— Давай за мной! — Додик пропустил его на несколько шагов вперёд, медленно сложил газету и двинулся следом.
— Что за ерунда, в самом деле, — посетовал он, нагоняя товарища.
— Хорошая ерунда! Иванов на два месяца на пленер подался и оставил ключи, но я… как благородный рыцарь, зная, как страдает и мучается мой друг вот уж какую неделю, немедленно вызвал его и…
— Что, правда, ключи у тебя?
— Чёрт возьми, Додик! Ну, никакой романтики… поэтому вы и пишете такие постные книги про литейку и борьбу с комбайном.
— Ладно… Румяный критик мой… не продолжай — он ждёт нас.

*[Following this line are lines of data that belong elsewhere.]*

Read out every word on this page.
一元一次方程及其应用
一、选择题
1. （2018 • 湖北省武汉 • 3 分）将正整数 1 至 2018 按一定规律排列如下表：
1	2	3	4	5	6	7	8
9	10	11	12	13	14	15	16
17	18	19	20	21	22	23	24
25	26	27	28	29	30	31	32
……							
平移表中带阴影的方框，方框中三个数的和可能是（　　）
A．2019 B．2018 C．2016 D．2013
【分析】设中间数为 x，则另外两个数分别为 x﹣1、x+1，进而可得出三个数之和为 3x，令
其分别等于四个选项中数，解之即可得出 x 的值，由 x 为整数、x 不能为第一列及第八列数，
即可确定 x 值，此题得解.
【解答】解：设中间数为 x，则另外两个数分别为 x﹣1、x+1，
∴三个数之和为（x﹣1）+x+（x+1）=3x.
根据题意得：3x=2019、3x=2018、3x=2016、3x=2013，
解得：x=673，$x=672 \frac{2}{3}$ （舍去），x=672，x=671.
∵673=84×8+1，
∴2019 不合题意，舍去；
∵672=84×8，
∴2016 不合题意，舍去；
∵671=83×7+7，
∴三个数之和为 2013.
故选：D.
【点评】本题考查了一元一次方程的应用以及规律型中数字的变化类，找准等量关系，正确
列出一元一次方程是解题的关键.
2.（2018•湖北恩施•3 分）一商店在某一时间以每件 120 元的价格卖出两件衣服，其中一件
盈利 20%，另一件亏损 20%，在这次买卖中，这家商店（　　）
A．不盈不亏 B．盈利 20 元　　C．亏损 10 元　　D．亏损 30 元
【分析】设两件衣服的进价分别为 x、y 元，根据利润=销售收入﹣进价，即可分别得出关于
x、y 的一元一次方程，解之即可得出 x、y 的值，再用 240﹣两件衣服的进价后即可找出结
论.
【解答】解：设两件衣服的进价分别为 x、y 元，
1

Борис Иванов был художником, которому в жизни не пришлось задуматься, кем быть. Он вырос в большом селе и ещё в детстве зарабатывал тем, что у привокзальной блинной на клочках обёрточной бумаги мог запросто изобразить любого в смешном, но не обидном виде за те несколько минут, что стоял поезд. Сегодня он даже припомнить не мог, как это всё началось и кто обнаружил у него такие способности. Неодолимая тяга к рисованию погнала его в районный город, где жила тётка. Муж её Егор, сам неравнодушный к этой, как считали окружающие, забаве, и посоветовал ему не терять тут зря времени, а то завязнет, как он сам, и погубит свой талант, а идти прямо в Москву. Там хоть слезам и не верят, а наверняка найдутся люди, которые сумеют оценить способности парня. Так оно и вышло, причём настолько сказочно и неожиданно, что в тот же самый день поклялся Борька на кресте нерушимой клятвой никогда не забыть доброты, проявленной к нему, и всегда, как только может, платить за неё, причём всем, даже совсем незнакомым, чтобы она пришла к ним так же, как к нему, вернувшись невесть от кого по кругу. Мелисса Илларионовна, «из бывших», преподавала иностранный язык в «художественном» институте, куда Иванов, наконец, пришёл со своим семиклассным аттестатом да и в неурочное время — приём был давно закончен. Мелисса только взглянула на его рисунки, впалые щёки и худую одежонку и велела следовать за ней. После всех передряг, потерь и утеснений она жила одиноко в арбатской коммуналке, куда и привела мальчишку, каких давно ей видеть не приводилось, под неодобрительные взгляды соседей. Он быстро освоил правила коммунистического быта — вставал ни свет, ни заря, чтобы не раздражать жильцов, удлиняя очередь в «места общего пользования». За год занятий в художественной школе он наработал такой портфолио (хотя до тех пор и не слыхивал такого слова), что его готовы были, несмотря на малолетство, принять в Суриковский даже без аттестата, но война смешала все планы. В эвакуацию они не поехали, домой он возвращаться не захотел, чтобы не быть обузой матери, а на фронт удрать не удалось… и тогда он стал ходить по госпиталям вместе с бригадами артистов и рисовать раненым их портреты… для отправки домой.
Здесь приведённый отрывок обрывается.